Warsaw is in discussions with Sweden over a potential acquisition of airborne early warning and control (AEW&C) system aircraft.
“We are very advanced in acquiring early warning aircraft from Sweden,” defence minister Mariusz Blaszczak said following a meeting with his Swedish counterpart Pal Jonson on 22 May. “We are already conducting detailed negotiations. I hope that they will be successful in the short term.”
Blaszczak’s comments prompted speculation that Poland could purchase the Bombardier Global 6000/6500-based GlobalEye surveillance aircraft from Saab. However, on 25 May, the nation’s MND armament agency said it is “in negotiations to acquire two Saab 340 AEW&C [aircraft] for the Polish armed forces, which in the short term will ensure the ability to detect and warn about air threats”.
However, the agency adds: “We do not exclude the purchase of more technologically advanced early warning aircraft in the future”.
If completed, the proposed deal is likely to involve a pair of Erieye radar-equipped Saab 340s which were purchased by the United Arab Emirates (UAE) in late 2009. Both aircraft were retired in December 2020 and returned to Saab, with the UAE being its launch customer for the GlobalEye, with three of an eventual five examples now in use.
Sources suggest that the ex-UAE aircraft could be delivered to Poland as soon as this year or during 2024, if a contract is signed soon. By contrast, an introduction of the more capable GlobalEye would take until 2027.
A Polish air force acquisition of AEW&C aircraft has been postulated by commentators and experts for years. Such aircraft would be supplemented by air-defence radars carried by tethered aerostats, via a planned purchase under Warsaw’s Barbara programme.

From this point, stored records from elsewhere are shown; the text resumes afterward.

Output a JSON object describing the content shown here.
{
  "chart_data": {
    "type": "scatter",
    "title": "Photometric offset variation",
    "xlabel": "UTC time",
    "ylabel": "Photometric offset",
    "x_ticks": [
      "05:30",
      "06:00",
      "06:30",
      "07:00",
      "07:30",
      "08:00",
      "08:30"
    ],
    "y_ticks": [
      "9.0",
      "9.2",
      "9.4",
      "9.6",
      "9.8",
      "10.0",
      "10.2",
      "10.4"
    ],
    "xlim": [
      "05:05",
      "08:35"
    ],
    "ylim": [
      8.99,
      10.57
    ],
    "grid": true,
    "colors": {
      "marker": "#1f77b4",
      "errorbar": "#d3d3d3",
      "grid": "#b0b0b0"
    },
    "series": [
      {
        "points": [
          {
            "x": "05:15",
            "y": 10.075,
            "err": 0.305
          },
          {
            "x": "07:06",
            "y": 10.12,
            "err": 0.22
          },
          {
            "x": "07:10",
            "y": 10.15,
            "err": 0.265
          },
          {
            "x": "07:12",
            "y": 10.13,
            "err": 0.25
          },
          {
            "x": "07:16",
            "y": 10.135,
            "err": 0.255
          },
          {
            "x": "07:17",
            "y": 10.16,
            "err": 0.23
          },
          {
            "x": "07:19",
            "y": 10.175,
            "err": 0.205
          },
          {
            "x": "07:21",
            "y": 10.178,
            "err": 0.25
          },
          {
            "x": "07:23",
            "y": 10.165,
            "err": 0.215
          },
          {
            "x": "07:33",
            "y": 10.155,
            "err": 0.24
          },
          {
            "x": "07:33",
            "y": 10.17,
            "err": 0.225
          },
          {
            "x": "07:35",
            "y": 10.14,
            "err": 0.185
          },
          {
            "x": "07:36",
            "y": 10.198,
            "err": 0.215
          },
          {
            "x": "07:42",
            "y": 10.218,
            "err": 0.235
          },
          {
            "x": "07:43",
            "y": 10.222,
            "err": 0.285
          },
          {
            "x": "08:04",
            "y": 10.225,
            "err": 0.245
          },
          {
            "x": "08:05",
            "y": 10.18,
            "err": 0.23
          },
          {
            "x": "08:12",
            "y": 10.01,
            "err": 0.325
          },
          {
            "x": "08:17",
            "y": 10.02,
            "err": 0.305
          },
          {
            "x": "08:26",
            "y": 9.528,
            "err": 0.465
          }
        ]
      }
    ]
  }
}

The MND recently submitted a request to the USA to acquire four reconnaissance aerostats, with candidates being the Lockheed Martin Tethered Aerostat Radar System and Raytheon’s Joint Land Attack Cruise Missile Defense Elevated Netted Sensor System.
Poland’s airspace is currently monitored by NATO Boeing E-3 Airborne Warning and Control System aircraft, but the nation’s goal is to increase operational awareness for systems including combat aircraft.
An introduction of Saab 340s via Sweden would enable the service to develop its own AEW&C capabilities, and potentially share surveillance data with other European countries.
Saab declines to comment about the potential deal.